Andreev current enhancement and subgap conductance of superconducting hybrid structures in the presence of a small spin-splitting field

TL;DR

This paper studies how small spin-splitting fields can enhance Andreev current and affect subgap conductance in superconducting hybrid structures, revealing new effects and measurement techniques.

Contribution

It demonstrates the enhancement of Andreev current by spin-splitting fields above a critical bias voltage and proposes conductance measurement as a method to determine spin-splitting strength.

Findings

Andreev current is enhanced above a critical bias voltage V* by spin-splitting fields.

Finite temperature causes a peak in Andreev current near the superconducting gap.

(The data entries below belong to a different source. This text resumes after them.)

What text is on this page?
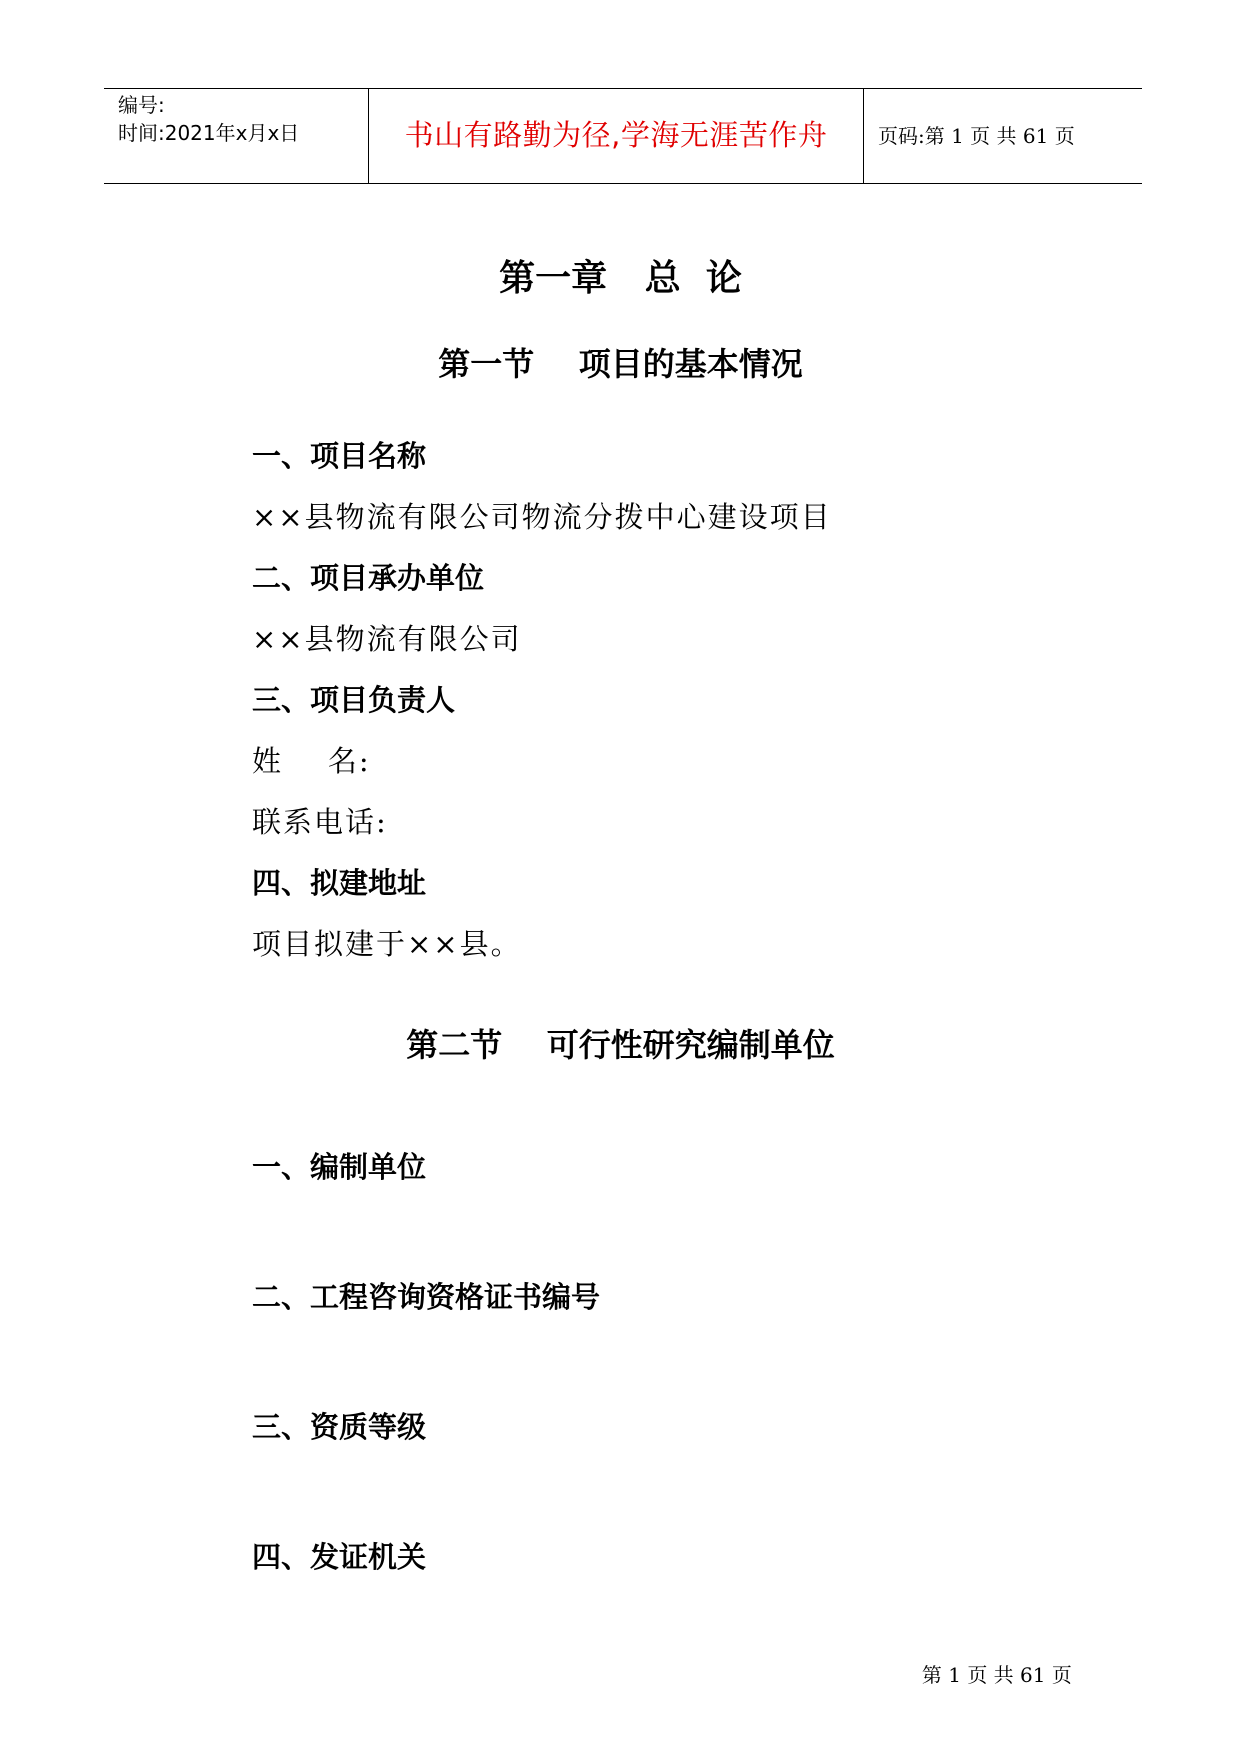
编号:
时间:2021年x月x日	书山有路勤为径,学海无涯苦作舟	页码:第 1 页 共 61 页
第一章   总  论
第一节    项目的基本情况
一、项目名称
××县物流有限公司物流分拨中心建设项目
二、项目承办单位
××县物流有限公司
三、项目负责人
姓    名:
联系电话:
四、拟建地址
项目拟建于××县。
第二节    可行性研究编制单位
一、编制单位
二、工程咨询资格证书编号
三、资质等级
四、发证机关

第 1 页 共 61 页
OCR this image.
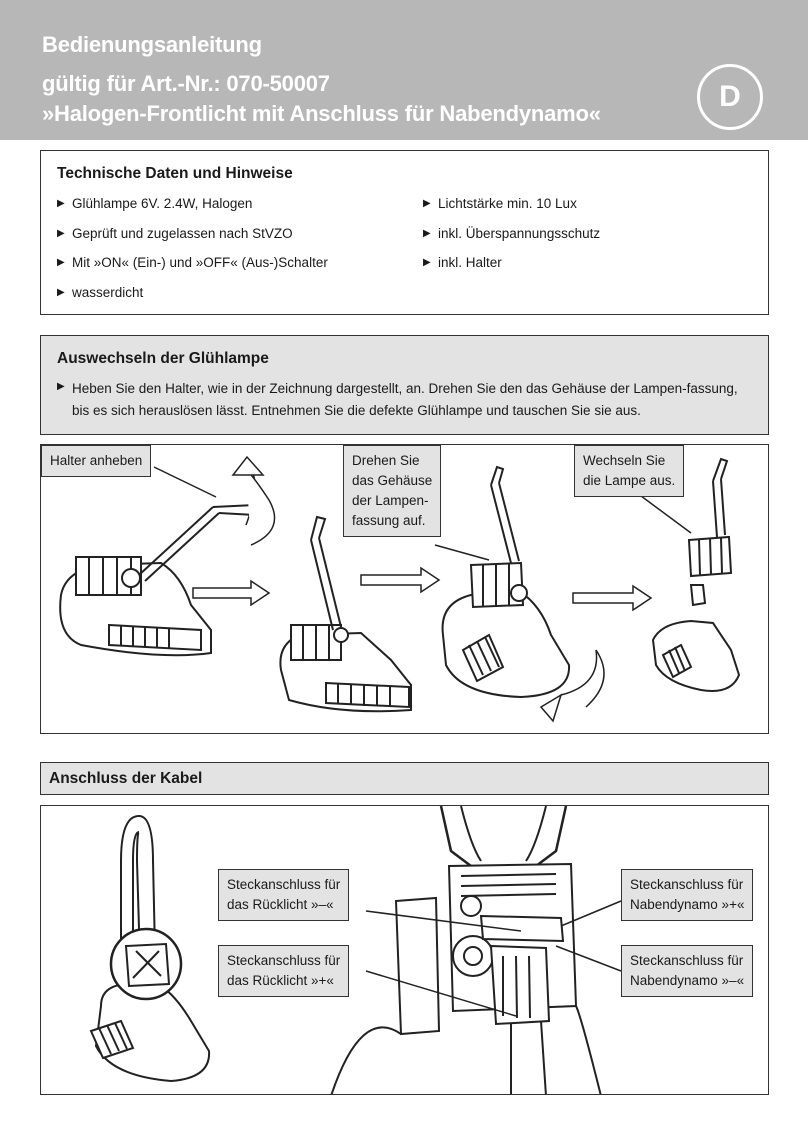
Bedienungsanleitung
gültig für Art.-Nr.: 070-50007
»Halogen-Frontlicht mit Anschluss für Nabendynamo«
D
Technische Daten und Hinweise
▶ Glühlampe 6V. 2.4W, Halogen
▶ Geprüft und zugelassen nach StVZO
▶ Mit »ON« (Ein-) und »OFF« (Aus-)Schalter
▶ wasserdicht
▶ Lichtstärke min. 10 Lux
▶ inkl. Überspannungsschutz
▶ inkl. Halter
Auswechseln der Glühlampe
▶ Heben Sie den Halter, wie in der Zeichnung dargestellt, an. Drehen Sie den das Gehäuse der Lampen-fassung, bis es sich herauslösen lässt. Entnehmen Sie die defekte Glühlampe und tauschen Sie sie aus.
Halter anheben	Drehen Sie
das Gehäuse
der Lampen-
fassung auf.
Wechseln Sie
die Lampe aus.
Anschluss der Kabel
Steckanschluss für
das Rücklicht »–«
Steckanschluss für
das Rücklicht »+«
Steckanschluss für
Nabendynamo »+«
Steckanschluss für
Nabendynamo »–«
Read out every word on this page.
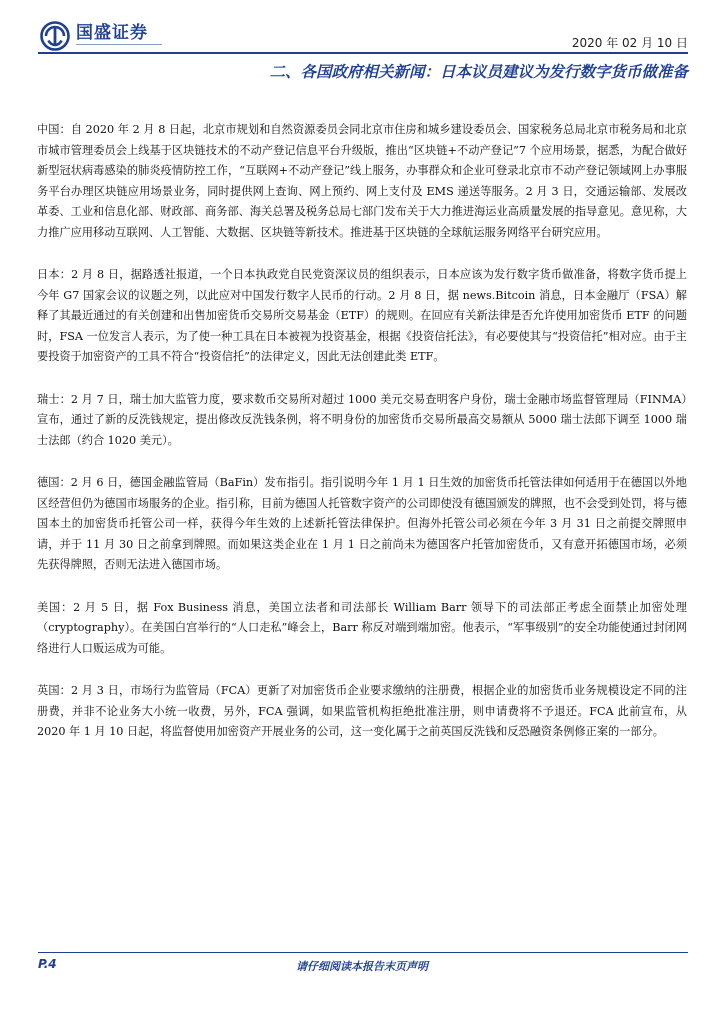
国盛证券	2020 年 02 月 10 日
二、各国政府相关新闻：日本议员建议为发行数字货币做准备

中国：自 2020 年 2 月 8 日起，北京市规划和自然资源委员会同北京市住房和城乡建设委员会、国家税务总局北京市税务局和北京市城市管理委员会上线基于区块链技术的不动产登记信息平台升级版，推出“区块链+不动产登记”7 个应用场景，据悉，为配合做好新型冠状病毒感染的肺炎疫情防控工作，“互联网+不动产登记”线上服务，办事群众和企业可登录北京市不动产登记领域网上办事服务平台办理区块链应用场景业务，同时提供网上查询、网上预约、网上支付及 EMS 递送等服务。2 月 3 日，交通运输部、发展改革委、工业和信息化部、财政部、商务部、海关总署及税务总局七部门发布关于大力推进海运业高质量发展的指导意见。意见称，大力推广应用移动互联网、人工智能、大数据、区块链等新技术。推进基于区块链的全球航运服务网络平台研究应用。

日本：2 月 8 日，据路透社报道，一个日本执政党自民党资深议员的组织表示，日本应该为发行数字货币做准备，将数字货币提上今年 G7 国家会议的议题之列，以此应对中国发行数字人民币的行动。2 月 8 日，据 news.Bitcoin 消息，日本金融厅（FSA）解释了其最近通过的有关创建和出售加密货币交易所交易基金（ETF）的规则。在回应有关新法律是否允许使用加密货币 ETF 的问题时，FSA 一位发言人表示，为了使一种工具在日本被视为投资基金，根据《投资信托法》，有必要使其与“投资信托”相对应。由于主要投资于加密资产的工具不符合“投资信托”的法律定义，因此无法创建此类 ETF。

瑞士：2 月 7 日，瑞士加大监管力度，要求数币交易所对超过 1000 美元交易查明客户身份，瑞士金融市场监督管理局（FINMA）宣布，通过了新的反洗钱规定，提出修改反洗钱条例，将不明身份的加密货币交易所最高交易额从 5000 瑞士法郎下调至 1000 瑞士法郎（约合 1020 美元）。

德国：2 月 6 日，德国金融监管局（BaFin）发布指引。指引说明今年 1 月 1 日生效的加密货币托管法律如何适用于在德国以外地区经营但仍为德国市场服务的企业。指引称，目前为德国人托管数字资产的公司即使没有德国颁发的牌照，也不会受到处罚，将与德国本土的加密货币托管公司一样，获得今年生效的上述新托管法律保护。但海外托管公司必须在今年 3 月 31 日之前提交牌照申请，并于 11 月 30 日之前拿到牌照。而如果这类企业在 1 月 1 日之前尚未为德国客户托管加密货币，又有意开拓德国市场，必须先获得牌照，否则无法进入德国市场。

美国：2 月 5 日，据 Fox Business 消息，美国立法者和司法部长 William Barr 领导下的司法部正考虑全面禁止加密处理（cryptography）。在美国白宫举行的“人口走私”峰会上，Barr 称反对端到端加密。他表示，“军事级别”的安全功能使通过封闭网络进行人口贩运成为可能。

英国：2 月 3 日，市场行为监管局（FCA）更新了对加密货币企业要求缴纳的注册费，根据企业的加密货币业务规模设定不同的注册费，并非不论业务大小统一收费，另外，FCA 强调，如果监管机构拒绝批准注册，则申请费将不予退还。FCA 此前宣布，从 2020 年 1 月 10 日起，将监督使用加密资产开展业务的公司，这一变化属于之前英国反洗钱和反恐融资条例修正案的一部分。

P.4	请仔细阅读本报告末页声明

Differential conductance can accurately measure small spin-splitting fields.

Abstract

We investigate the subgap transport properties of a S-F-Ne structure. Here S (Ne) is a superconducting (normal) electrode, and F is either a ferromagnet or a normal wire in the presence of an exchange or a spin- splitting Zeeman field respectively. By solving the quasiclassical equations we first analyze the behavior of the subgap current, known as the Andreev current, as a function of the field strength for different values of the voltage, temperature and length of the junction. We show that there is a critical value of the bias voltage V * above which the Andreev current is enhanced by the spin-splitting field. This unexpected behavior can be explained as the competition between two-particle tunneling processes and decoherence mechanisms originated from the temperature, voltage and exchange field respectively. We also show that at finite temperature the Andreev current has a peak for values of the exchange field close to the superconducting gap. Finally, we compute the differential conductance and show that its measurement can be used as an accurate way of determining the strength of spin-splitting fields smaller than the superconducting gap.